Ein Custom GPT setzt in der Regel einen passenden ChatGPT-Tarif voraus. Die genauen Preise und Bedingungen können sich ändern. Wichtig ist deshalb weniger der aktuelle Betrag, sondern die Frage, ob du den Assistenten regelmäßig nutzt und dadurch wirklich Zeit, Klarheit oder bessere Ergebnisse gewinnst.

Kann ich einen Custom GPT kostenlos erstellen?

Das hängt vom aktuellen Funktionsumfang deines ChatGPT-Kontos ab. Manche Funktionen sind an bestimmte Tarife gebunden. Prüfe deshalb direkt in deinem Konto, ob du eigene GPTs erstellen, speichern und nutzen kannst.
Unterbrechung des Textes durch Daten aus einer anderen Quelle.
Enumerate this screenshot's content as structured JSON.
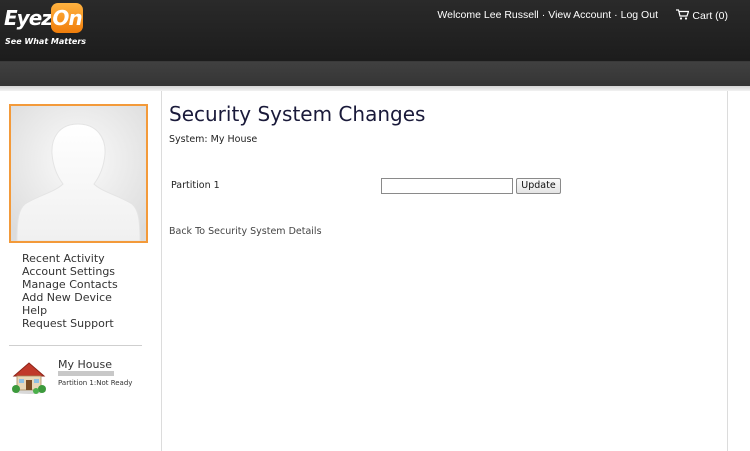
{
  "header": {
    "logo_word_1": "Eyez",
    "logo_word_2": "On",
    "logo_tagline": "See What Matters",
    "welcome_text": "Welcome Lee Russell",
    "separator": "·",
    "view_account_label": "View Account",
    "log_out_label": "Log Out",
    "cart_label": "Cart (0)"
  },
  "sidebar": {
    "avatar_icon": "person-silhouette-icon",
    "menu": [
      {
        "label": "Recent Activity"
      },
      {
        "label": "Account Settings"
      },
      {
        "label": "Manage Contacts"
      },
      {
        "label": "Add New Device"
      },
      {
        "label": "Help"
      },
      {
        "label": "Request Support"
      }
    ],
    "device": {
      "icon": "house-icon",
      "name": "My House",
      "status": "Partition 1:Not Ready"
    }
  },
  "main": {
    "title": "Security System Changes",
    "system_line": "System: My House",
    "partition_label": "Partition 1",
    "partition_value": "",
    "update_label": "Update",
    "back_link": "Back To Security System Details"
  },
  "colors": {
    "header_bg": "#1c1c1c",
    "accent_orange": "#f39a3a",
    "title_color": "#1a1a3a"
  }
}
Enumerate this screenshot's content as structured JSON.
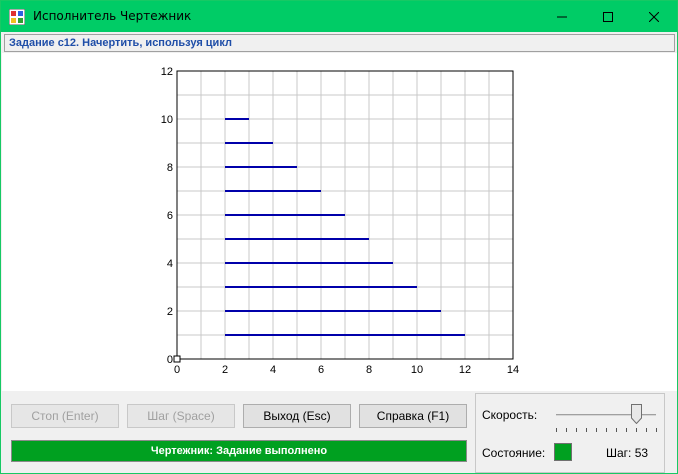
{
  "window": {
    "title": "Исполнитель Чертежник"
  },
  "task": {
    "text": "Задание с12. Начертить, используя цикл"
  },
  "buttons": {
    "stop": "Стоп (Enter)",
    "step": "Шаг (Space)",
    "exit": "Выход (Esc)",
    "help": "Справка (F1)"
  },
  "status": {
    "message": "Чертежник: Задание выполнено",
    "speed_label": "Скорость:",
    "state_label": "Состояние:",
    "step_label": "Шаг: 53",
    "state_color": "#00a020",
    "speed_fraction": 0.8
  },
  "colors": {
    "titlebar": "#00cc66",
    "line": "#0000aa",
    "grid": "#c8c8c8"
  },
  "chart_data": {
    "type": "line",
    "xlim": [
      0,
      14
    ],
    "ylim": [
      0,
      12
    ],
    "xticks": [
      "0",
      "2",
      "4",
      "6",
      "8",
      "10",
      "12",
      "14"
    ],
    "yticks": [
      "0",
      "2",
      "4",
      "6",
      "8",
      "10",
      "12"
    ],
    "grid": true,
    "segments": [
      {
        "x1": 2,
        "x2": 12,
        "y": 1
      },
      {
        "x1": 2,
        "x2": 11,
        "y": 2
      },
      {
        "x1": 2,
        "x2": 10,
        "y": 3
      },
      {
        "x1": 2,
        "x2": 9,
        "y": 4
      },
      {
        "x1": 2,
        "x2": 8,
        "y": 5
      },
      {
        "x1": 2,
        "x2": 7,
        "y": 6
      },
      {
        "x1": 2,
        "x2": 6,
        "y": 7
      },
      {
        "x1": 2,
        "x2": 5,
        "y": 8
      },
      {
        "x1": 2,
        "x2": 4,
        "y": 9
      },
      {
        "x1": 2,
        "x2": 3,
        "y": 10
      }
    ],
    "pen_position": [
      0,
      0
    ]
  }
}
Was ist der Unterschied zwischen Custom GPT und Skill?

Ein Custom GPT ist ein eigener Assistent mit Rolle, Anweisungen, Wissen und oft eigener Oberfläche. Ein Skill ist eher ein wiederverwendbarer Arbeitsablauf, den die KI bei passenden Aufgaben nutzt. Kurz: GPT ist mehr „Assistent“, Skill ist mehr „Fähigkeit“.

Ist Claude besser als ChatGPT für eigene KI-Assistenten?

Nicht grundsätzlich. Claude ist oft stark bei langen Texten, Analyse und ruhiger Schreibarbeit. ChatGPT ist stark bei eigenen GPTs, Skills und vielseitigen Workflows. Die bessere Wahl hängt davon ab, welche Aufgabe du lösen willst.

Sollte ich ChatGPT, Claude und Gemini gleichzeitig nutzen?

Nicht zwingend. Für viele Selbständige reicht ein Haupttool plus ein klares System. Mehr Tools bedeuten nicht automatisch bessere Ergebnisse. Oft entsteht nur mehr Unordnung, wenn Aufgabe, Kontext und Abläufe nicht sauber definiert sind.

Sind eigene KI-Assistenten sicher für Kundendaten?

Nicht automatisch. Sensible Kundendaten gehören nicht ungeprüft in KI-Systeme. Nutze klare Datenschutzregeln, prüfe die Einstellungen deines Tools und lade nur Inhalte hoch, die für die Aufgabe wirklich nötig und vertretbar sind.

Fazit: Custom GPT erstellen ist nur der Anfang

Einen Custom GPT erstellen ist heute nicht mehr die eigentliche Kunst.

Die eigentliche Kunst ist zu erkennen, welche Aufgabe in deinem Business eine eigene KI-Struktur verdient. Manchmal ist das ein Custom GPT. Manchmal ein Skill. Manchmal ein Projekt in Claude. Manchmal ein Gem in Gemini. Und manchmal reicht ein normaler Chat völlig aus.

Die Frage ist also nicht: „Welches KI-Tool ist das beste?“

Die bessere Frage lautet:

Welche wiederkehrende Aufgabe kostet dich so viel Zeit und Klarheit, dass sie endlich ein sauberes System braucht?

Wenn du diese Frage beantwortest, wird KI weniger Hype und mehr Werkzeug.

Nicht lauter. Nicht komplizierter. Nur sortierter.

Kurz-Check: Brauchst du einen eigenen KI-Assistenten?

  • Welche Aufgabe erklärst du der KI immer wieder neu?
  • Welche Entscheidung oder Vorlage soll immer nach denselben Regeln entstehen?
  • Welche Inhalte, Beispiele oder Grenzen müsste die KI kennen, damit das Ergebnis wirklich nach dir klingt?